The group that allegedly took down Microsoft and Sony's gaming networks now says it's set its sights on a new target. Lizard Squad, which took credit for denial of service attacks that kept Xbox Live and PlayStation Network offline over Christmas, tweeted earlier today that it was going after the Tor encryption service.
To clarify, we are no longer attacking PSN or Xbox. We are testing our new Tor 0day.— Lizard Squad (@LizardMafia) December 26, 2014
Earlier today, Tor's service was flooded with new relays — the routers that users' data is passed between in order to make it untraceable — with the name LizardNSA. "Hi, do you guys still give away shirts for relay owners? We need about 3000," Lizard Squad bragged on Twitter. A member of Reddit's Technology board noted the influx, and security researcher Nadim Kobeissi posted a similar shot.
This is what the Tor network looks like right now. pic.twitter.com/0QQAGVTRRI— Nadim Kobeissi (@kaepora) December 26, 2014
Kobeissi, who developed the chat client Cryptocat, pointed to metrics that showed "LizardNSA" relays made up a significant part of the network. "Currently there's actually almost 10,000 relays, about 3,000 to 6,000 of those seem to be Lizard Squad's," he said over email.
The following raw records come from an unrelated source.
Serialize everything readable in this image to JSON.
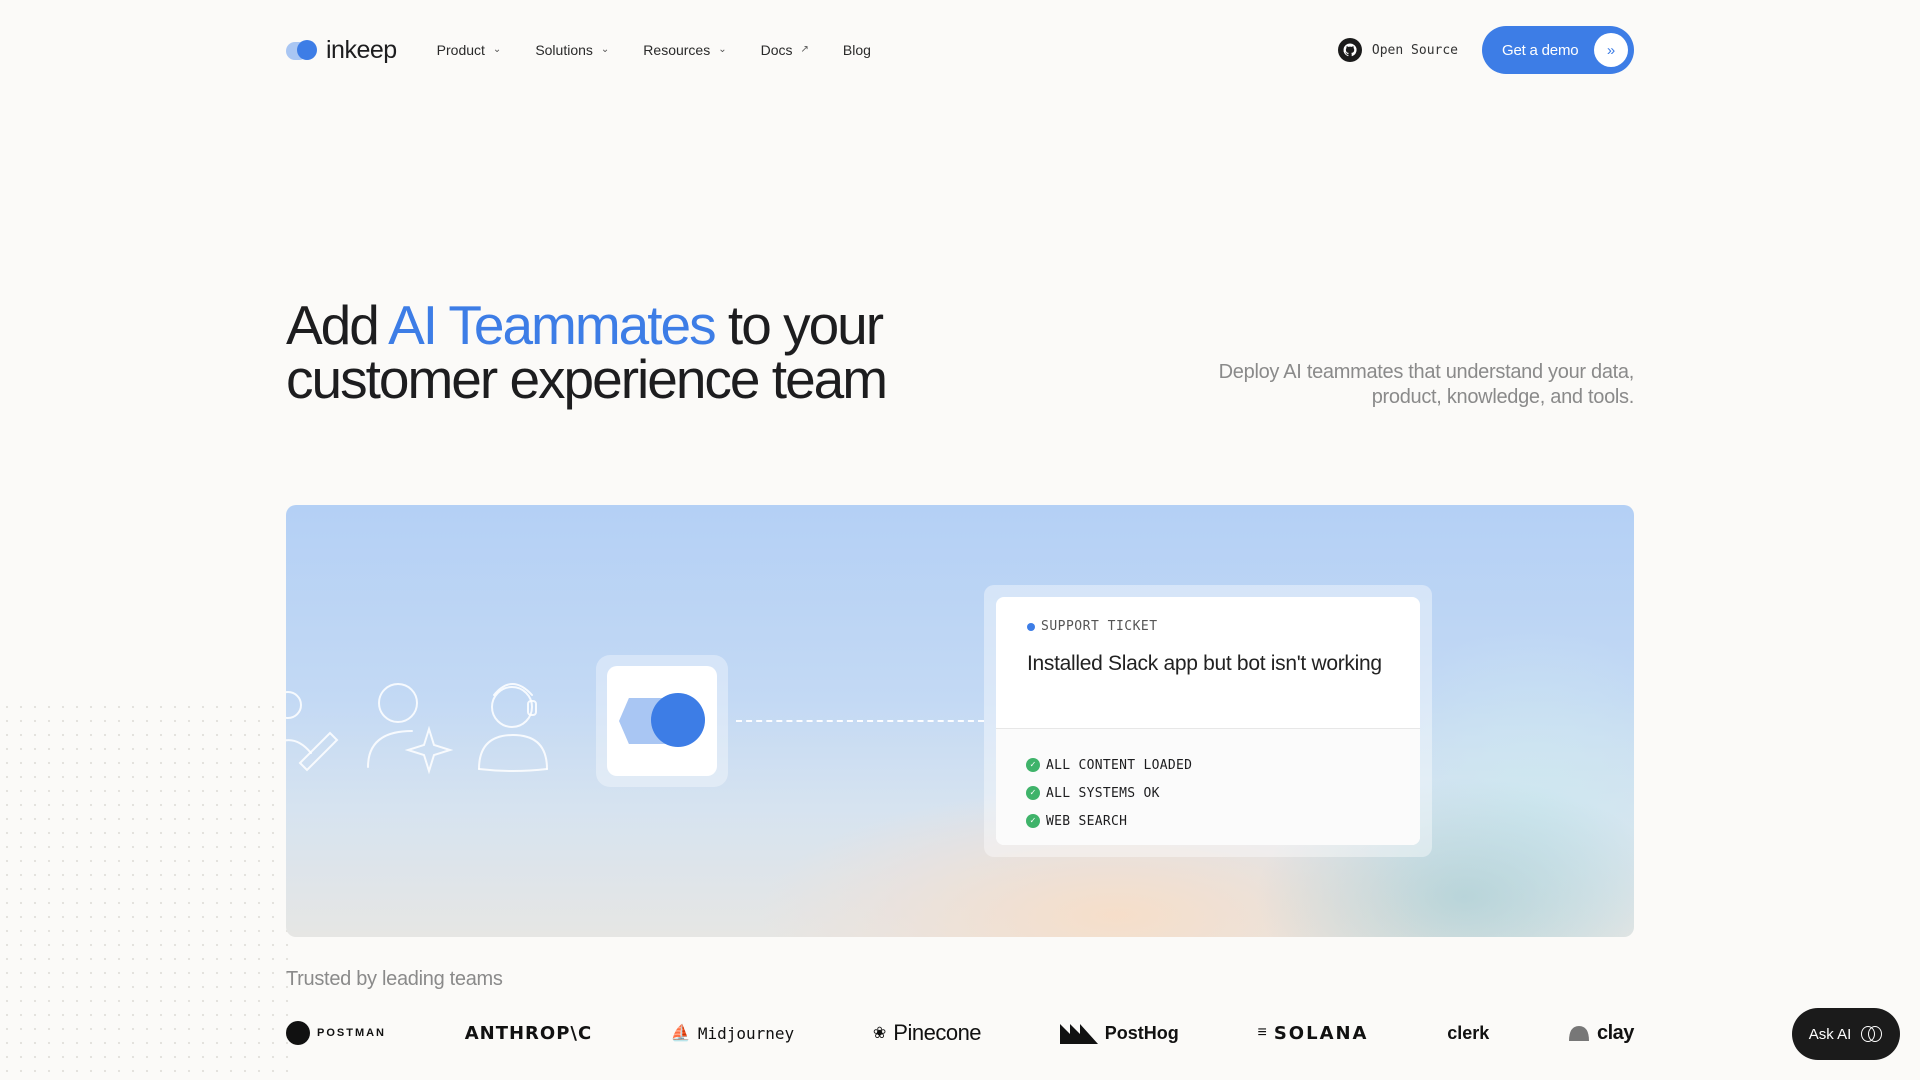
{
  "nav": {
    "logo_text": "inkeep",
    "links": [
      {
        "label": "Product",
        "icon": "chevron-down-icon"
      },
      {
        "label": "Solutions",
        "icon": "chevron-down-icon"
      },
      {
        "label": "Resources",
        "icon": "chevron-down-icon"
      },
      {
        "label": "Docs",
        "icon": "arrow-up-right-icon"
      },
      {
        "label": "Blog"
      }
    ],
    "open_source_label": "Open Source",
    "demo_label": "Get a demo",
    "accent_color": "#3d7de6"
  },
  "hero": {
    "title_pre": "Add ",
    "title_accent": "AI Teammates",
    "title_post": " to your customer experience team",
    "subtitle": "Deploy AI teammates that understand your data, product, knowledge, and tools."
  },
  "ticket": {
    "tag": "SUPPORT TICKET",
    "title": "Installed Slack app but bot isn't working",
    "checks": [
      "ALL CONTENT LOADED",
      "ALL SYSTEMS OK",
      "WEB SEARCH"
    ]
  },
  "trusted": {
    "heading": "Trusted by leading teams",
    "logos": [
      "POSTMAN",
      "ANTHROP\\C",
      "Midjourney",
      "Pinecone",
      "PostHog",
      "SOLANA",
      "clerk",
      "clay"
    ]
  },
  "ask_ai": {
    "label": "Ask AI"
  }
}
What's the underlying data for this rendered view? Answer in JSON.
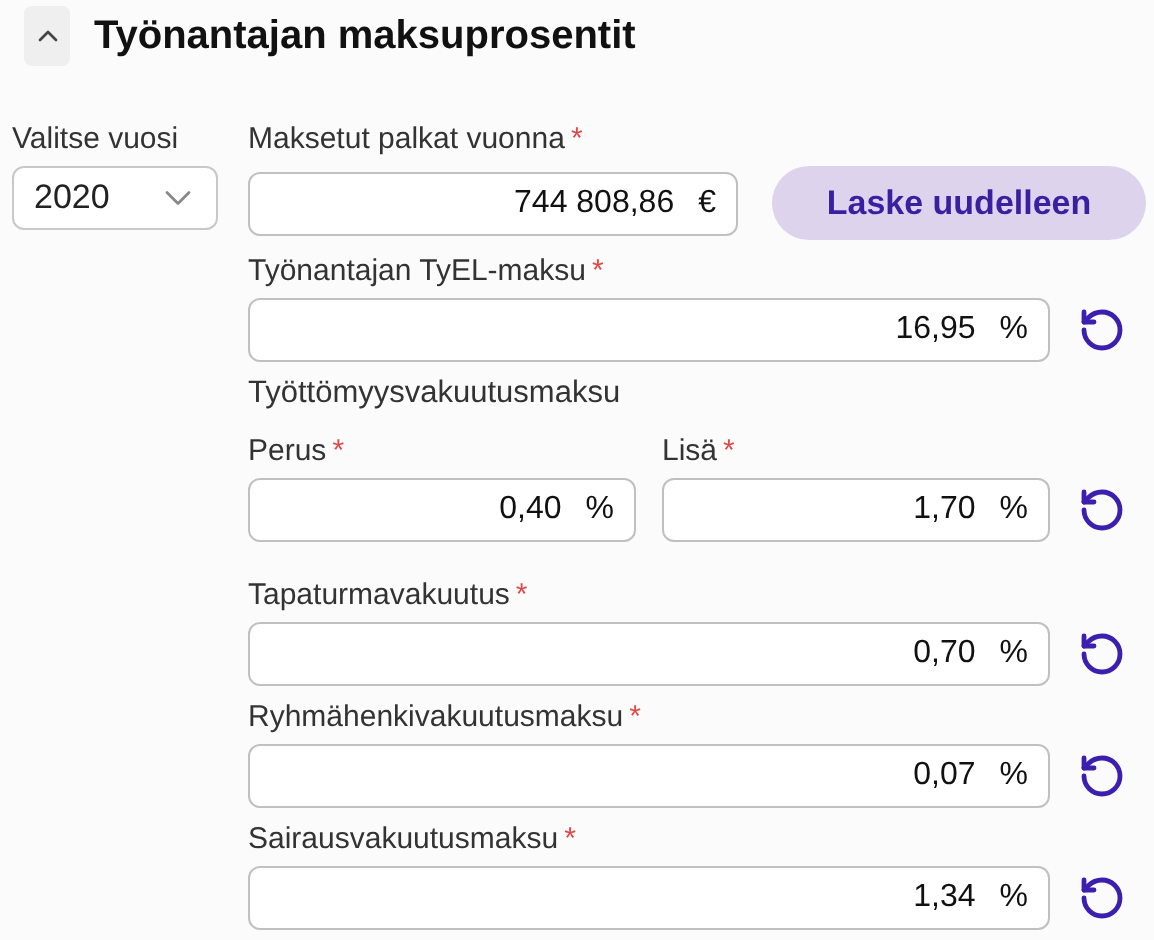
{
  "section": {
    "title": "Työnantajan maksuprosentit",
    "expanded": true
  },
  "year": {
    "label": "Valitse vuosi",
    "value": "2020"
  },
  "salary": {
    "label": "Maksetut palkat vuonna",
    "marker": "*",
    "value": "744 808,86",
    "unit": "€"
  },
  "recalc_button": {
    "label": "Laske uudelleen"
  },
  "rates": [
    {
      "kind": "single",
      "label": "Työnantajan TyEL-maksu",
      "marker": "*",
      "value": "16,95",
      "unit": "%"
    },
    {
      "kind": "group",
      "title": "Työttömyysvakuutusmaksu",
      "parts": [
        {
          "label": "Perus",
          "marker": "*",
          "value": "0,40",
          "unit": "%"
        },
        {
          "label": "Lisä",
          "marker": "*",
          "value": "1,70",
          "unit": "%"
        }
      ]
    },
    {
      "kind": "single",
      "label": "Tapaturmavakuutus",
      "marker": "*",
      "value": "0,70",
      "unit": "%"
    },
    {
      "kind": "single",
      "label": "Ryhmähenkivakuutusmaksu",
      "marker": "*",
      "value": "0,07",
      "unit": "%"
    },
    {
      "kind": "single",
      "label": "Sairausvakuutusmaksu",
      "marker": "*",
      "value": "1,34",
      "unit": "%"
    }
  ]
}
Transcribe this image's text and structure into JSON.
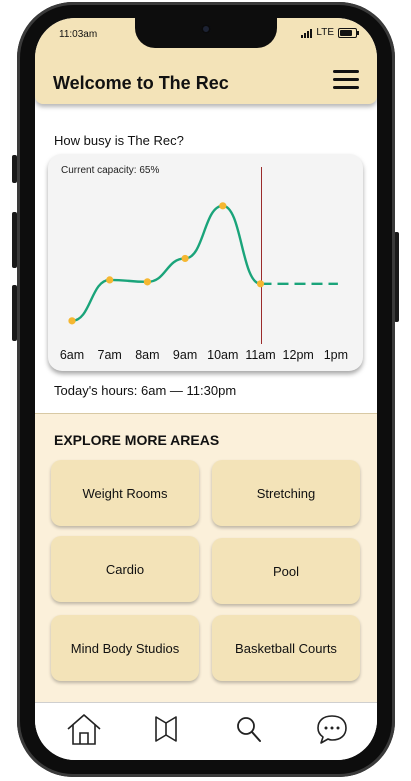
{
  "status_bar": {
    "time": "11:03am",
    "network": "LTE"
  },
  "header": {
    "title": "Welcome to The Rec",
    "menu_icon": "hamburger-menu-icon"
  },
  "busy": {
    "question": "How busy is The Rec?",
    "capacity_label": "Current capacity: 65%",
    "hours": "Today's hours: 6am — 11:30pm"
  },
  "chart_data": {
    "type": "line",
    "categories": [
      "6am",
      "7am",
      "8am",
      "9am",
      "10am",
      "11am",
      "12pm",
      "1pm"
    ],
    "values": [
      17,
      38,
      37,
      49,
      76,
      36
    ],
    "forecast_values": [
      36,
      36,
      36
    ],
    "current_marker": "11am",
    "current_capacity_percent": 65,
    "colors": {
      "line": "#1aa47a",
      "point": "#f5b731",
      "current_line": "#9a2b2b"
    }
  },
  "explore": {
    "title": "EXPLORE MORE AREAS",
    "areas": [
      {
        "label": "Weight Rooms"
      },
      {
        "label": "Stretching"
      },
      {
        "label": "Cardio"
      },
      {
        "label": "Pool"
      },
      {
        "label": "Mind Body Studios"
      },
      {
        "label": "Basketball Courts"
      }
    ]
  },
  "tabbar": {
    "items": [
      {
        "icon": "home-icon"
      },
      {
        "icon": "map-icon"
      },
      {
        "icon": "search-icon"
      },
      {
        "icon": "chat-icon"
      }
    ]
  },
  "colors": {
    "accent": "#f3e3b8",
    "section_bg": "#fbf0da"
  }
}
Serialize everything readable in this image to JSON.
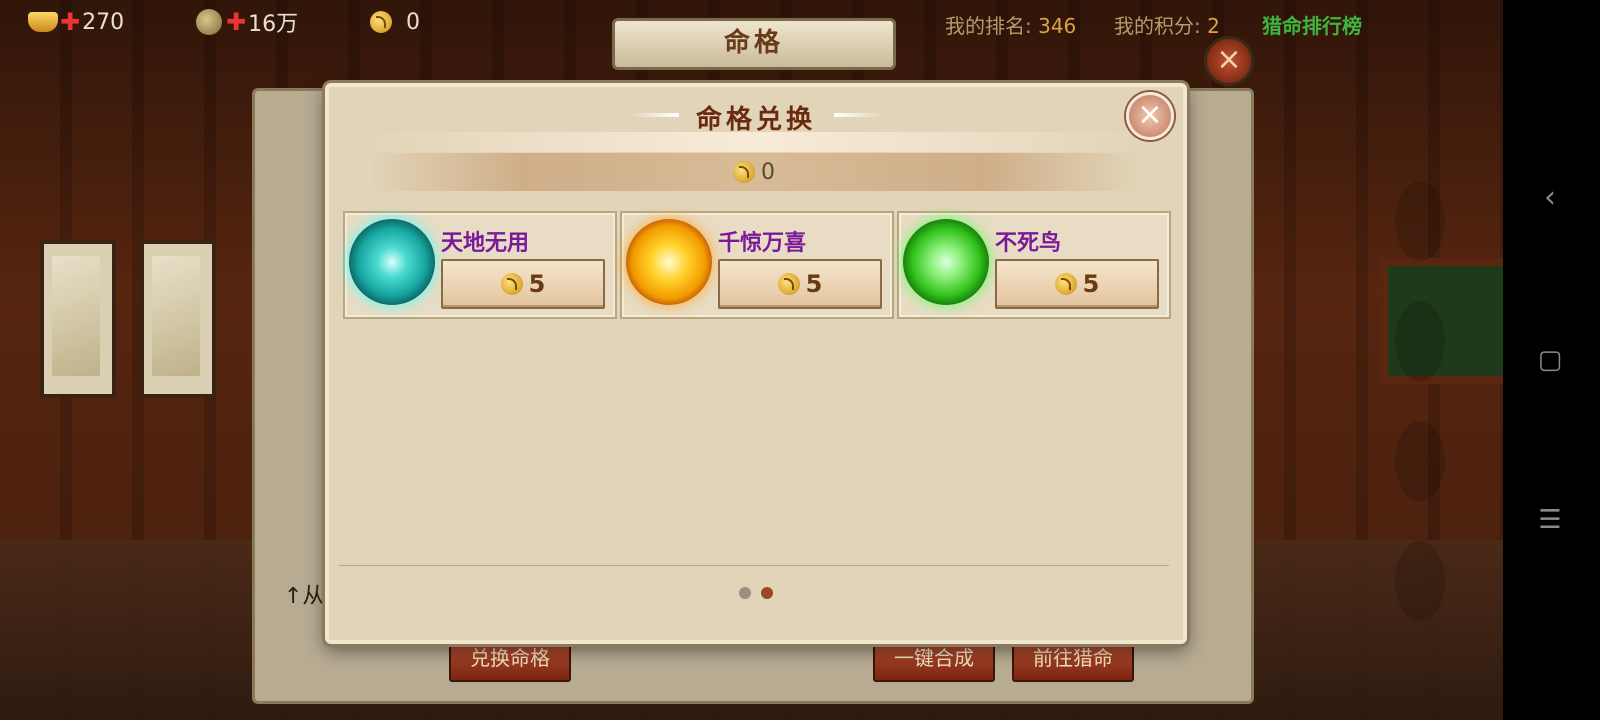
{
  "topbar": {
    "gold": "270",
    "coins": "16万",
    "souls": "0",
    "rank_label": "我的排名:",
    "rank_value": "346",
    "score_label": "我的积分:",
    "score_value": "2",
    "rank_list_label": "猎命排行榜"
  },
  "background_panel": {
    "title": "命格",
    "close_icon": "×",
    "hint_text": "↑从",
    "buttons": {
      "exchange": "兑换命格",
      "merge": "一键合成",
      "hunt": "前往猎命"
    }
  },
  "dialog": {
    "title": "命格兑换",
    "close_icon": "×",
    "currency_value": "0",
    "items": [
      {
        "name": "天地无用",
        "price": "5",
        "color": "#3fd9cf"
      },
      {
        "name": "千惊万喜",
        "price": "5",
        "color": "#f5a50a"
      },
      {
        "name": "不死鸟",
        "price": "5",
        "color": "#3ec21f"
      }
    ],
    "pages": {
      "count": 2,
      "current": 2
    }
  },
  "system_nav": {
    "back": "‹",
    "home": "▢",
    "menu": "☰"
  },
  "colors": {
    "item_name": "#7a1a9a",
    "rank_title": "#3fb53f",
    "accent": "#6a2a10"
  }
}
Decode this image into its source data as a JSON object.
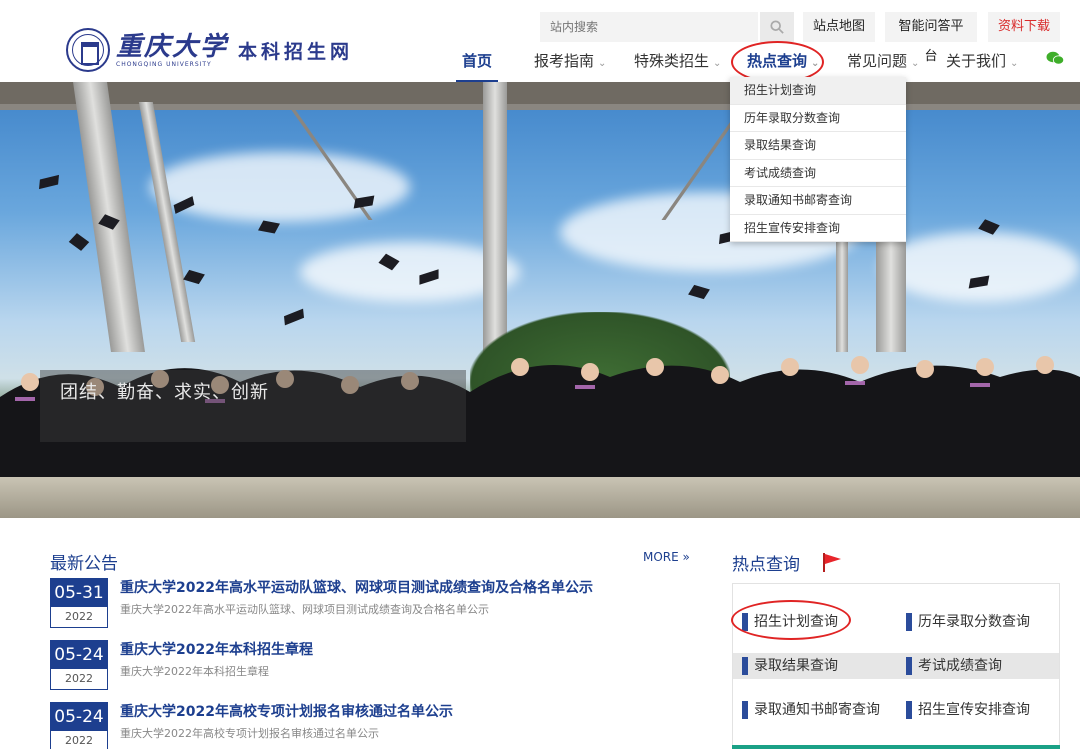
{
  "header": {
    "logo_cn": "重庆大学",
    "logo_en": "CHONGQING UNIVERSITY",
    "site_name": "本科招生网",
    "search_placeholder": "站内搜索",
    "top_buttons": [
      "站点地图",
      "智能问答平台",
      "资料下载"
    ],
    "nav": [
      {
        "label": "首页",
        "has_dropdown": false,
        "active": true
      },
      {
        "label": "报考指南",
        "has_dropdown": true
      },
      {
        "label": "特殊类招生",
        "has_dropdown": true
      },
      {
        "label": "热点查询",
        "has_dropdown": true,
        "highlighted": true
      },
      {
        "label": "常见问题",
        "has_dropdown": true
      },
      {
        "label": "关于我们",
        "has_dropdown": true
      }
    ],
    "wechat_icon": "wechat-icon"
  },
  "dropdown": {
    "items": [
      "招生计划查询",
      "历年录取分数查询",
      "录取结果查询",
      "考试成绩查询",
      "录取通知书邮寄查询",
      "招生宣传安排查询"
    ]
  },
  "hero": {
    "slogan": "团结、勤奋、求实、创新"
  },
  "news": {
    "title": "最新公告",
    "more": "MORE »",
    "items": [
      {
        "md": "05-31",
        "year": "2022",
        "title": "重庆大学2022年高水平运动队篮球、网球项目测试成绩查询及合格名单公示",
        "summary": "重庆大学2022年高水平运动队篮球、网球项目测试成绩查询及合格名单公示"
      },
      {
        "md": "05-24",
        "year": "2022",
        "title": "重庆大学2022年本科招生章程",
        "summary": "重庆大学2022年本科招生章程"
      },
      {
        "md": "05-24",
        "year": "2022",
        "title": "重庆大学2022年高校专项计划报名审核通过名单公示",
        "summary": "重庆大学2022年高校专项计划报名审核通过名单公示"
      }
    ]
  },
  "hot": {
    "title": "热点查询",
    "links": [
      "招生计划查询",
      "历年录取分数查询",
      "录取结果查询",
      "考试成绩查询",
      "录取通知书邮寄查询",
      "招生宣传安排查询"
    ]
  },
  "colors": {
    "brand": "#1d3f8f",
    "accent_red": "#e02424",
    "download_red": "#d92b2b"
  }
}
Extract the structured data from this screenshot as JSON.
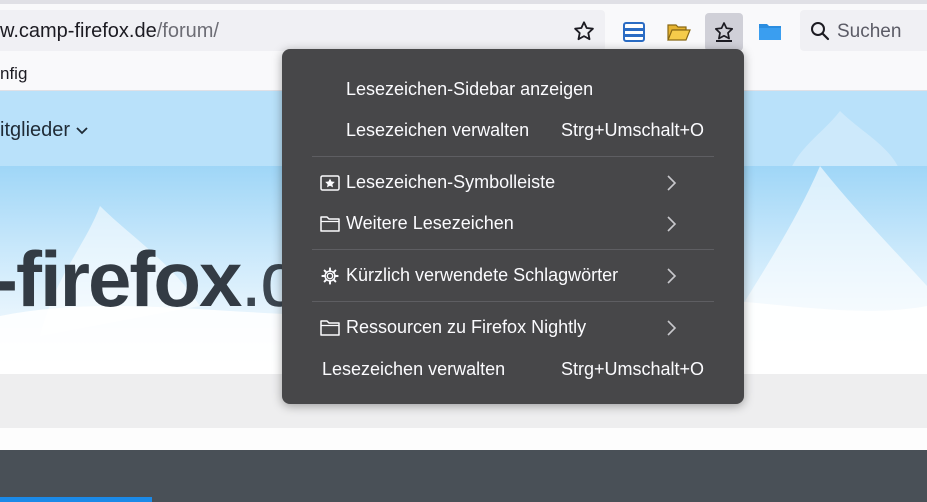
{
  "toolbar": {
    "url_host": "w.camp-firefox.de",
    "url_path": "/forum/",
    "search_placeholder": "Suchen"
  },
  "bookmarks_bar": {
    "item_label": "nfig"
  },
  "page": {
    "nav_label": "itglieder",
    "logo_main": "-firefox",
    "logo_tld": ".d"
  },
  "menu": {
    "items": [
      {
        "label": "Lesezeichen-Sidebar anzeigen",
        "shortcut": ""
      },
      {
        "label": "Lesezeichen verwalten",
        "shortcut": "Strg+Umschalt+O"
      },
      {
        "label": "Lesezeichen-Symbolleiste",
        "shortcut": ""
      },
      {
        "label": "Weitere Lesezeichen",
        "shortcut": ""
      },
      {
        "label": "Kürzlich verwendete Schlagwörter",
        "shortcut": ""
      },
      {
        "label": "Ressourcen zu Firefox Nightly",
        "shortcut": ""
      },
      {
        "label": "Lesezeichen verwalten",
        "shortcut": "Strg+Umschalt+O"
      }
    ]
  },
  "colors": {
    "menu_bg": "#474749",
    "menu_text": "#fbfbfe",
    "accent_blue": "#1b8ae8",
    "footer": "#495057"
  },
  "icons": [
    "star-icon",
    "sidebar-icon",
    "open-folder-icon",
    "bookmarks-menu-icon",
    "folder-icon",
    "search-icon",
    "chevron-down-icon",
    "bookmark-toolbar-icon",
    "chevron-right-icon",
    "gear-icon"
  ]
}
Theoretically, a group that controls enough of these nodes could track the traffic over them, compromising users' anonymity. The tactic of creating malicious relays isn't a new one; earlier this year, Tor reported that an unknown attacker had potentially captured some user data by setting up about 100 of them.
In a conversation on Twitter, Kobeissi and security researcher Frederic Jacobs expressed some concern, but the implications of all these new nodes aren't clear yet. "The attack won't be effective unless Lizard Squad's relays obtain enough consensus with the rest of the network, which is currently not happening due to the newness of the relays and their low bandwidth allowance," says Kobeissi. According to an explanation from Tor last year, new relays are initially capped at a very low bandwidth of about 20 KB/s, which means that they get "basically no use" for the first three days.
Lizard Squad, which supposedly halted its gaming network attacks after being offered gift vouchers by internet entrepreneur Kim Dotcom, has not elaborated on its intentions for Tor, although its Twitter bio currently reads "I cry when Tor deserves to die."
The Tor Project, meanwhile, doesn't seem all that worried. "This looks like a regular attempt at a Sybil attack: the attackers have signed up many new relays in hopes of becoming a large fraction of the network. But even though they are running thousands of new relays, their relays currently make up less than 1 percent of the Tor network by capacity," a spokesperson said, several hours after the nodes were added. "We are working now to remove these relays from the network before they become a threat, and we don't expect any anonymity or performance effects based on what we've seen so far."
Update December 26th, 7:40pm ET: Added statement from the Tor Project.